The grand viziers of Soliman's reign also vied with each other in public works. The Rustem Pasha Mosque, built in 1560 near the port, is a veritable ceramic museum. Sokollu Mehmed Pasha built two mosques in the city and a third body of buildings comprising a medersa and his own mausoleum, in the Eyup suburbs at the tip of the Golden Horn, a site reserved for the burial of dignitaries of the empire. This whole collection of monuments, as well as hundreds of others, were built by the architect Sinan, a major figure in Ottoman architecture.
The mosque built by Ahmed I (1603-1617) next to the former Byzantine racecourse and opposite Haghia Sophia is the last prestigious building of that period. The only mosque to boast six minarets, it is known as the Blue Mosque because of the colour of its interior decoration.
The financial crisis that affected the Empire in the 17th century led to a relative decrease in prestige building ventures, but they obtained a new lease on life in the following century thanks to a new style known as Ottoman Baroque. The first buildings in this style were the monumental fountains, the best example of which is still the Ahmed III Fountain, built in 1729, facing the entrance to the Topkapi Palace.

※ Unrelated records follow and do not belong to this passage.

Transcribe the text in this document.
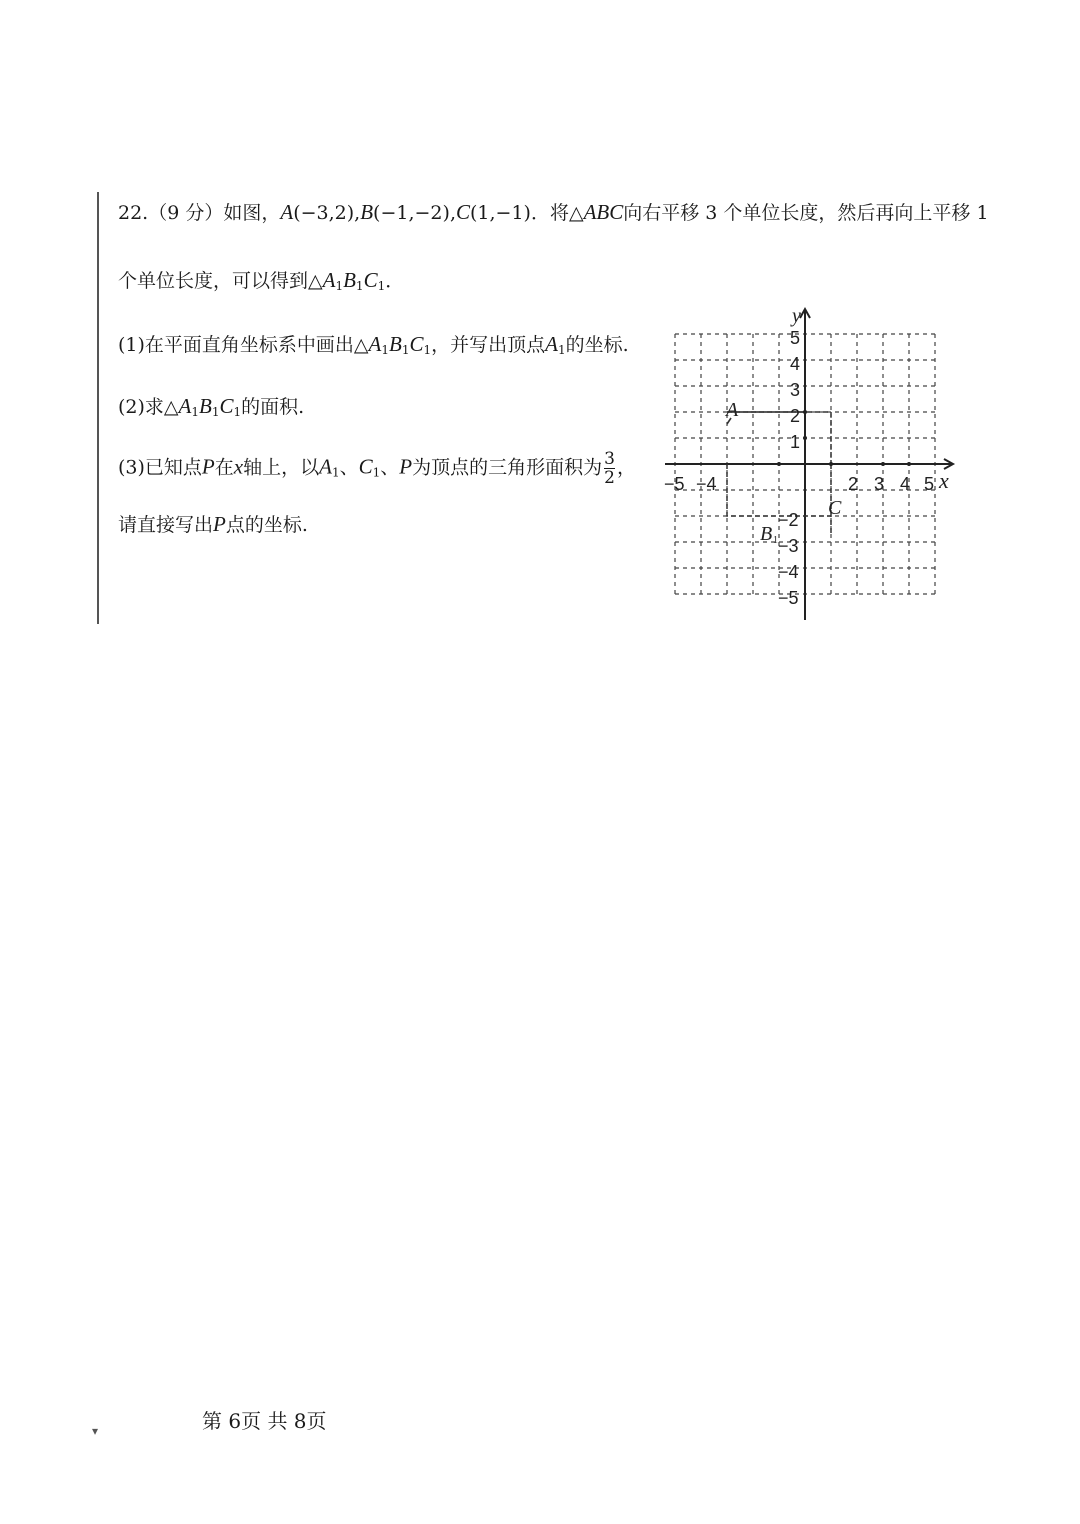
22.（9 分）如图，A(−3,2),B(−1,−2),C(1,−1)．将△ABC向右平移 3 个单位长度，然后再向上平移 1
个单位长度，可以得到$\triangle A_1B_1C_1$．
(1)在平面直角坐标系中画出$\triangle A_1B_1C_1$，并写出顶点$A_1$的坐标.
(2)求$\triangle A_1B_1C_1$的面积.
(3)已知点P在x轴上，以$A_1$、$C_1$、P为顶点的三角形面积为 $\frac{3}{2}$ ，
请直接写出P点的坐标.
x
y
−5 −4	2 3 4 5
5
4
3
2
1
−2
−3
−4
−5
A
B
C
1
第 6页 共 8页
▾
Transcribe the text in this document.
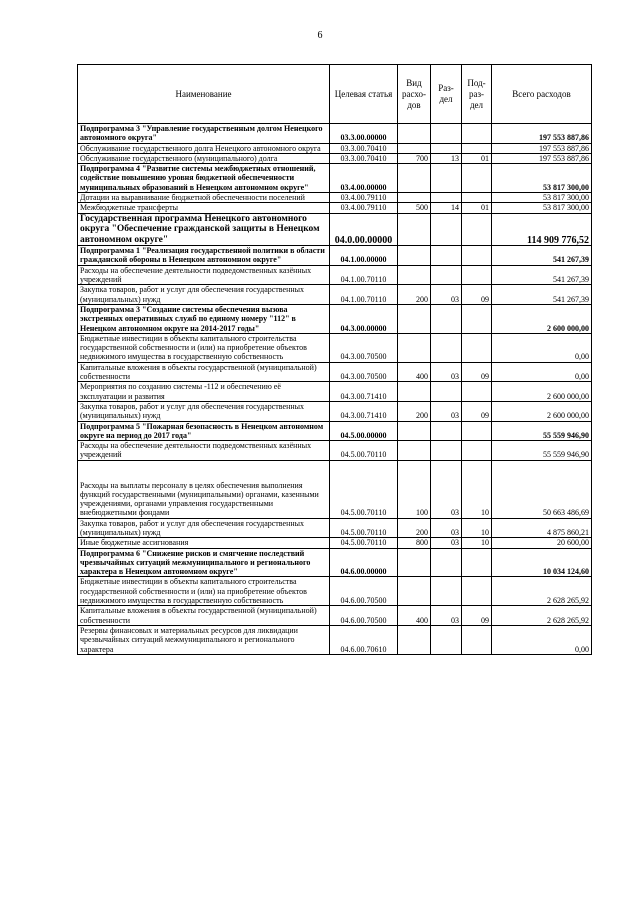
6
Наименование	Целевая статья	Вид расхо-дов	Раз-дел	Под-раз-дел	Всего расходов
Подпрограмма 3 "Управление государственным долгом Ненецкого автономного округа"	03.3.00.00000				197 553 887,86
Обслуживание государственного долга Ненецкого автономного округа	03.3.00.70410				197 553 887,86
Обслуживание государственного (муниципального) долга	03.3.00.70410	700	13	01	197 553 887,86
Подпрограмма 4 "Развитие системы межбюджетных отношений, содействие повышению уровня бюджетной обеспеченности муниципальных образований в Ненецком автономном округе"	03.4.00.00000				53 817 300,00
Дотации на выравнивание бюджетной обеспеченности поселений	03.4.00.79110				53 817 300,00
Межбюджетные трансферты	03.4.00.79110	500	14	01	53 817 300,00
Государственная программа Ненецкого автономного округа "Обеспечение гражданской защиты в Ненецком автономном округе"	04.0.00.00000				114 909 776,52
Подпрограмма 1 "Реализация государственной политики в области гражданской обороны в Ненецком автономном округе"	04.1.00.00000				541 267,39
Расходы на обеспечение деятельности подведомственных казённых учреждений	04.1.00.70110				541 267,39
Закупка товаров, работ и услуг для обеспечения государственных (муниципальных) нужд	04.1.00.70110	200	03	09	541 267,39
Подпрограмма 3 "Создание системы обеспечения вызова экстренных оперативных служб по единому номеру "112" в Ненецком автономном округе на 2014-2017 годы"	04.3.00.00000				2 600 000,00
Бюджетные инвестиции в объекты капитального строительства государственной собственности и (или) на приобретение объектов недвижимого имущества в государственную собственность	04.3.00.70500				0,00
Капитальные вложения в объекты государственной (муниципальной) собственности	04.3.00.70500	400	03	09	0,00
Мероприятия по созданию системы -112 и обеспечению её эксплуатации и развития	04.3.00.71410				2 600 000,00
Закупка товаров, работ и услуг для обеспечения государственных (муниципальных) нужд	04.3.00.71410	200	03	09	2 600 000,00
Подпрограмма 5 "Пожарная безопасность в Ненецком автономном округе на период до 2017 года"	04.5.00.00000				55 559 946,90
Расходы на обеспечение деятельности подведомственных казённых учреждений	04.5.00.70110				55 559 946,90
Расходы на выплаты персоналу в целях обеспечения выполнения функций государственными (муниципальными) органами, казенными учреждениями, органами управления государственными внебюджетными фондами	04.5.00.70110	100	03	10	50 663 486,69
Закупка товаров, работ и услуг для обеспечения государственных (муниципальных) нужд	04.5.00.70110	200	03	10	4 875 860,21
Иные бюджетные ассигнования	04.5.00.70110	800	03	10	20 600,00
Подпрограмма 6 "Снижение рисков и смягчение последствий чрезвычайных ситуаций межмуниципального и регионального характера в Ненецком автономном округе"	04.6.00.00000				10 034 124,60
Бюджетные инвестиции в объекты капитального строительства государственной собственности и (или) на приобретение объектов недвижимого имущества в государственную собственность	04.6.00.70500				2 628 265,92
Капитальные вложения в объекты государственной (муниципальной) собственности	04.6.00.70500	400	03	09	2 628 265,92
Резервы финансовых и материальных ресурсов для ликвидации чрезвычайных ситуаций межмуниципального и регионального характера	04.6.00.70610				0,00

In the Nuruosmaniye Mosque, completed in 1755 (and the courtyard which visitors are obliged to cross in order to enter the Great Bazaar), western influences have been reinterpreted in a thoroughly original manner.
Not only Baroque, but Rococo, Neo-classicism and Empire styles also influenced Ottoman architects, who adapted these new ideas to their building programmes, erecting mosques, mausoleums and a palace, all of which constantly renewed Istanbul's architecture until the end of the Empire. Meanwhile, the city extended northwards, to the banks of the Bosphorus where the dignitaries of the Empire built magnificent residences at the water's edge, the yali, but also north of the Golden Horn where the European districts developed around the ambassadors' residences.